Evaluation of Temporal Visualisations

Academic visualisation papers often include a small evaluation element towards the end. Evaluations are rarely comparative and are performed by visualisation experts rather than HCI professionals. Generally this results in huge biases towards authors’ own “cool” visualisations.

Timeline Compare

An example is the ‘timeline compare’ project above – although well intentioned and designed well, the evaluation consisted a very small sample size with no working prototype to play with.

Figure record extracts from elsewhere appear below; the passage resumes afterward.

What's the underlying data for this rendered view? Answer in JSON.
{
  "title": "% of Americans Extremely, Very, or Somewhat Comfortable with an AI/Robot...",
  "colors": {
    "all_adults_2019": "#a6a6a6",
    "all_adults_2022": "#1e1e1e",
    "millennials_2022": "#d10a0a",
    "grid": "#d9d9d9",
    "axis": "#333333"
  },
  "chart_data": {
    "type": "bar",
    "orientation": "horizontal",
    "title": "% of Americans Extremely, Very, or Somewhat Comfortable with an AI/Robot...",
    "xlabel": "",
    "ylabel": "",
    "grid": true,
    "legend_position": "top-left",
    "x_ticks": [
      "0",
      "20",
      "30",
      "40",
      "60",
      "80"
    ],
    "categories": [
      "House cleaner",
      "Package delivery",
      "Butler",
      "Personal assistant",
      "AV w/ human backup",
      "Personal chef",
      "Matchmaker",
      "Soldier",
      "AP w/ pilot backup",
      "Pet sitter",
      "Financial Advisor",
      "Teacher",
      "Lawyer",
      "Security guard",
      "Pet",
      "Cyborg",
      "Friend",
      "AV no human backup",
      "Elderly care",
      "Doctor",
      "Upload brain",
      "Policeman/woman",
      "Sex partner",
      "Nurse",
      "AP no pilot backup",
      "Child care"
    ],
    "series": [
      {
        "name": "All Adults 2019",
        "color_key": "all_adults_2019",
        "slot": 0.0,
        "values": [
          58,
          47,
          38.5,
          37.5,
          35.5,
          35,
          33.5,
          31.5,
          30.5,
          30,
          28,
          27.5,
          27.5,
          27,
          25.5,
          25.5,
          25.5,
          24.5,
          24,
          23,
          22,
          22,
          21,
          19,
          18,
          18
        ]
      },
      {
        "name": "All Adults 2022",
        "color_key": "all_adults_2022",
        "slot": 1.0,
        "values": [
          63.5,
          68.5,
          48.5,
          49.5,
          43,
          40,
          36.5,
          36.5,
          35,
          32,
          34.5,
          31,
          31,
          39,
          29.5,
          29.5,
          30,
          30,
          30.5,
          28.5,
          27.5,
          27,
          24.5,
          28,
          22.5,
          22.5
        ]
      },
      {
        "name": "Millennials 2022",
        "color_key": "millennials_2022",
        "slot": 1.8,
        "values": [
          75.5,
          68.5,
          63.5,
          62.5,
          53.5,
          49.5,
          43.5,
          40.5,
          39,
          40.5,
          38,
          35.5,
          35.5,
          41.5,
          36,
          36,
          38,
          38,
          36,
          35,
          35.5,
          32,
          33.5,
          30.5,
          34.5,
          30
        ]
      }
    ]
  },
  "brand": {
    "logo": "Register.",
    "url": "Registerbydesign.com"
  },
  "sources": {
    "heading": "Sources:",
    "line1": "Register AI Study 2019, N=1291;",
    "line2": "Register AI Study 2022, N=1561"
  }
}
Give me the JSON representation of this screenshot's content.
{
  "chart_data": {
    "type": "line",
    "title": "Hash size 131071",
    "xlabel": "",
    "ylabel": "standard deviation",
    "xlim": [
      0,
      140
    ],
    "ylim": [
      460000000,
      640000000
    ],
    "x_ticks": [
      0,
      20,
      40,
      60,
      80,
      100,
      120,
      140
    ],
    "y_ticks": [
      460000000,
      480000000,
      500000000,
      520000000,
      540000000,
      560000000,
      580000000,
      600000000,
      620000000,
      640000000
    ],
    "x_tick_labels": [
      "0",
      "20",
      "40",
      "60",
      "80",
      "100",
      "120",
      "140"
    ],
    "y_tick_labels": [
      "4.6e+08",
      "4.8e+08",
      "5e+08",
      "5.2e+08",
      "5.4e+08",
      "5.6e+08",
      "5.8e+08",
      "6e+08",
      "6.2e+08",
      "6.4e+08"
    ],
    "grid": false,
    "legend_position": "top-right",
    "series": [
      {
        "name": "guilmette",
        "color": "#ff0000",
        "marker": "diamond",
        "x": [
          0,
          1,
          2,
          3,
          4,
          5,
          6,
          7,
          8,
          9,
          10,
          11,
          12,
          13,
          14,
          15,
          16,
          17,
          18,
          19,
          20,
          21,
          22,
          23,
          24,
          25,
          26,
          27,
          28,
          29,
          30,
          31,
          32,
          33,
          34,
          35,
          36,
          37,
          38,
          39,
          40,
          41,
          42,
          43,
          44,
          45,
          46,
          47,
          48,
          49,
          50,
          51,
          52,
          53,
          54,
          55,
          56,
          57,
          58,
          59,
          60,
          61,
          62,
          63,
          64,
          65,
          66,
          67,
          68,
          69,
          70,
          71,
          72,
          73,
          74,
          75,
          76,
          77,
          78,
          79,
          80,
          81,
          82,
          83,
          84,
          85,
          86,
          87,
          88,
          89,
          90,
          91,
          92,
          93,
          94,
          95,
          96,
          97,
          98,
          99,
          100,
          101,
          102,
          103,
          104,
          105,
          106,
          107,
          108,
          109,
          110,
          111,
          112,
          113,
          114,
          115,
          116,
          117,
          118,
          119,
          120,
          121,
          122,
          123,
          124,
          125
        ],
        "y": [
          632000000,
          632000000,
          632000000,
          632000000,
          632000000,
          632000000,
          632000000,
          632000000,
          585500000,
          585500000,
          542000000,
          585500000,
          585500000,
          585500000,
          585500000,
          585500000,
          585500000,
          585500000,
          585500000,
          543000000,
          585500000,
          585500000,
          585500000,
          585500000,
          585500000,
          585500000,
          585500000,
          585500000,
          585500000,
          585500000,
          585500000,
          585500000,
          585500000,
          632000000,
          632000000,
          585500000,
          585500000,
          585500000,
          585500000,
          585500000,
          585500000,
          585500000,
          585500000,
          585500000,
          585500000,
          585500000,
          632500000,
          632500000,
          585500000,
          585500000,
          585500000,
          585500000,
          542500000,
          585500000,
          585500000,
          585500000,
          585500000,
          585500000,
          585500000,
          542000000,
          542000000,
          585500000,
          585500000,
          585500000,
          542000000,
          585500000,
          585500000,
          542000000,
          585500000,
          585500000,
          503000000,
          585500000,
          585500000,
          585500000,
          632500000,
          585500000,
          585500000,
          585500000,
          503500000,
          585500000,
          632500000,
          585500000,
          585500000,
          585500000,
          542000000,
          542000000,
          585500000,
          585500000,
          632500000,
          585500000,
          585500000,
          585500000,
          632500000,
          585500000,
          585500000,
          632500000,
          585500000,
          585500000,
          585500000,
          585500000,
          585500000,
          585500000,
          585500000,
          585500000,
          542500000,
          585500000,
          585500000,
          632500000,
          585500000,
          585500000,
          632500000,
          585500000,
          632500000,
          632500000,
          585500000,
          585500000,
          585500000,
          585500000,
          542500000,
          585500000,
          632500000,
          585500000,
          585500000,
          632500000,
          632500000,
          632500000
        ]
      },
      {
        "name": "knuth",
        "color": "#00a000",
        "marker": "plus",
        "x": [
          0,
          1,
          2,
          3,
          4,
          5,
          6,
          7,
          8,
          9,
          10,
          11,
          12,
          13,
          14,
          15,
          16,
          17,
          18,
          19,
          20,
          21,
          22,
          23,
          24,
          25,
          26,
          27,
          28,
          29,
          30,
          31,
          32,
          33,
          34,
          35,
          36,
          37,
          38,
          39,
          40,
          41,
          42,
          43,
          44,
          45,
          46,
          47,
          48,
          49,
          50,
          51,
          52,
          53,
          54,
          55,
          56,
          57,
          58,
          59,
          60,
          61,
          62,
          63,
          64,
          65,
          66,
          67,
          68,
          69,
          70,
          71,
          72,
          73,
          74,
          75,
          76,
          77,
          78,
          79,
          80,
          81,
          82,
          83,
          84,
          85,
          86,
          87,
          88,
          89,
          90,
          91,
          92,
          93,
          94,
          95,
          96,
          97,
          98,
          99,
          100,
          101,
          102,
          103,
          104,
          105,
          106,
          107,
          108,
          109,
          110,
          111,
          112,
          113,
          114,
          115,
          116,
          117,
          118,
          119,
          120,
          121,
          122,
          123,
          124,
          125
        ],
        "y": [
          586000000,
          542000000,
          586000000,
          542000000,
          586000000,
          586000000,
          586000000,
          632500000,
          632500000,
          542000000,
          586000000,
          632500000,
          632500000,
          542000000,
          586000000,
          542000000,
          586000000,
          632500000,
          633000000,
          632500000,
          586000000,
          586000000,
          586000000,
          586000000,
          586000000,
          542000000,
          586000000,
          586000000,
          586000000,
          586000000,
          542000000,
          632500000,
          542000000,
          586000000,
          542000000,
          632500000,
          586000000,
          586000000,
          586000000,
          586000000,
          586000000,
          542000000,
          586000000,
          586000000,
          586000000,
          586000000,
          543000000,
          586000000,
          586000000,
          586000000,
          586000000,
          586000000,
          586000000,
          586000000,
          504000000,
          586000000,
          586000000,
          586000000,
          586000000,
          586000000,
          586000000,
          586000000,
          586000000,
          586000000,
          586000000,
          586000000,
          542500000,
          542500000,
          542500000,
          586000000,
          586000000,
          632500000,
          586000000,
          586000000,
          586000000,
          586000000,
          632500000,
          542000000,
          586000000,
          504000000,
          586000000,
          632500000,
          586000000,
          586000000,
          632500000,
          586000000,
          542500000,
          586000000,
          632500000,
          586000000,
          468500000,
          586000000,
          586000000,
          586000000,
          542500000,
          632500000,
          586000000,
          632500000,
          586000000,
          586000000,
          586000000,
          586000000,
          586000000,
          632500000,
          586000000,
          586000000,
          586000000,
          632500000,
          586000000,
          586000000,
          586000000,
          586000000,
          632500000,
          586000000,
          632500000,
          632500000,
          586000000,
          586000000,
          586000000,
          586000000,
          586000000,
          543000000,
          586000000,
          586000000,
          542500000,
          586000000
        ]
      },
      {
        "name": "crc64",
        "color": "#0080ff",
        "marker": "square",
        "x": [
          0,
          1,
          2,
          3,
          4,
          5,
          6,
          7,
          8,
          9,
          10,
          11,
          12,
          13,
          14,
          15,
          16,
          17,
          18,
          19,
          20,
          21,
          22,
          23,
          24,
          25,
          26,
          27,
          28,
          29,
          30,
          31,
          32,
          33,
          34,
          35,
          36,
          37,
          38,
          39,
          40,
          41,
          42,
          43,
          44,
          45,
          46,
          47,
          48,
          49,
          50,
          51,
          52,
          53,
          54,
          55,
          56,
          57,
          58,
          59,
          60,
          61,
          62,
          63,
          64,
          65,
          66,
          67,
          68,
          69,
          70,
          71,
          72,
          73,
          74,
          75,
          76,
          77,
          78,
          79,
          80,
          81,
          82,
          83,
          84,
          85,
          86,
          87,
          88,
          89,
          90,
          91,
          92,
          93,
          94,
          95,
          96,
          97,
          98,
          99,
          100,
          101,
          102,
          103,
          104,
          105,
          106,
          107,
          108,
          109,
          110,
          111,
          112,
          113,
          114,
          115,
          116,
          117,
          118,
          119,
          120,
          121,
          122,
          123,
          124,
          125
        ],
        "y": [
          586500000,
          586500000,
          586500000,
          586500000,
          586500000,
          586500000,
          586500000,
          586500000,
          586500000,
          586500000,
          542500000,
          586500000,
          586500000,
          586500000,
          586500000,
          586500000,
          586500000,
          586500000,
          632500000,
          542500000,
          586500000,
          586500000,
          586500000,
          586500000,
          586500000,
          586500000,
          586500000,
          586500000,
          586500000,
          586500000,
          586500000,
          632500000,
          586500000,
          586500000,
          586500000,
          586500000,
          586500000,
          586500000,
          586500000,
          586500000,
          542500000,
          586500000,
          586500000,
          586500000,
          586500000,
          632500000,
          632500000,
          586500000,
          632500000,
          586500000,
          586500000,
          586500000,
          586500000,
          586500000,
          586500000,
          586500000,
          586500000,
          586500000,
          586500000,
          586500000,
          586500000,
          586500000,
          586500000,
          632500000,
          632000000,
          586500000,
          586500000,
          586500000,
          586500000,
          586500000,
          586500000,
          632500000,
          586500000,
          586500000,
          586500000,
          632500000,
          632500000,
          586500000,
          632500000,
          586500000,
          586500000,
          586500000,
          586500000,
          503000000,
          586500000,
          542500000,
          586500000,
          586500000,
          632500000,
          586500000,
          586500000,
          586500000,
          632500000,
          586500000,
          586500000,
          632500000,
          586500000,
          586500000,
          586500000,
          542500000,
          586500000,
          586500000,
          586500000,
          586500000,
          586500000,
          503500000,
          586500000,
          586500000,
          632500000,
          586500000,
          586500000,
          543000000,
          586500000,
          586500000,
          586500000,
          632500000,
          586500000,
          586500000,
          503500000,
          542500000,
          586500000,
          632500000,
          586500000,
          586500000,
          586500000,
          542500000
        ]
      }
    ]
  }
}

Evaluating interactive visualisations is a subject in it’s own right: it is a branch of human computer interaction research. It has inherent problems – tools have biases towards the data sets and tasks they were designed for, hence can be hard to compare. Similarly, users have a broad range of expertise and domain knowledge. So a firm methodology is necessary.

Experimental valuations consist of experiments to prove or disprove hypotheses. Typically these revolve around the ability of users to perform tasks: this is measured in terms of time taken and accuracy. Aesthetics and general usability are dealt with using questionnaires. Videos are recorded of activities. A good experimental evaluation is therefore very labour intensive. Furthermore there is a danger that reporting focuses on results of the form “X is better than Y for task Z” but the underlying reasons why also need examination.

Papers on evaluations can be restricted to very specific visualisations, so can be difficult to derive general principles from such studies.

Ideally I’d like to summarise lessons learnt, but due to a lack of depth in the literature on evaluation aspects of temporal visualisations, I’m unable to offer this. Instead it seems a task focused ‘fit for purpose’ study should be made for each domain.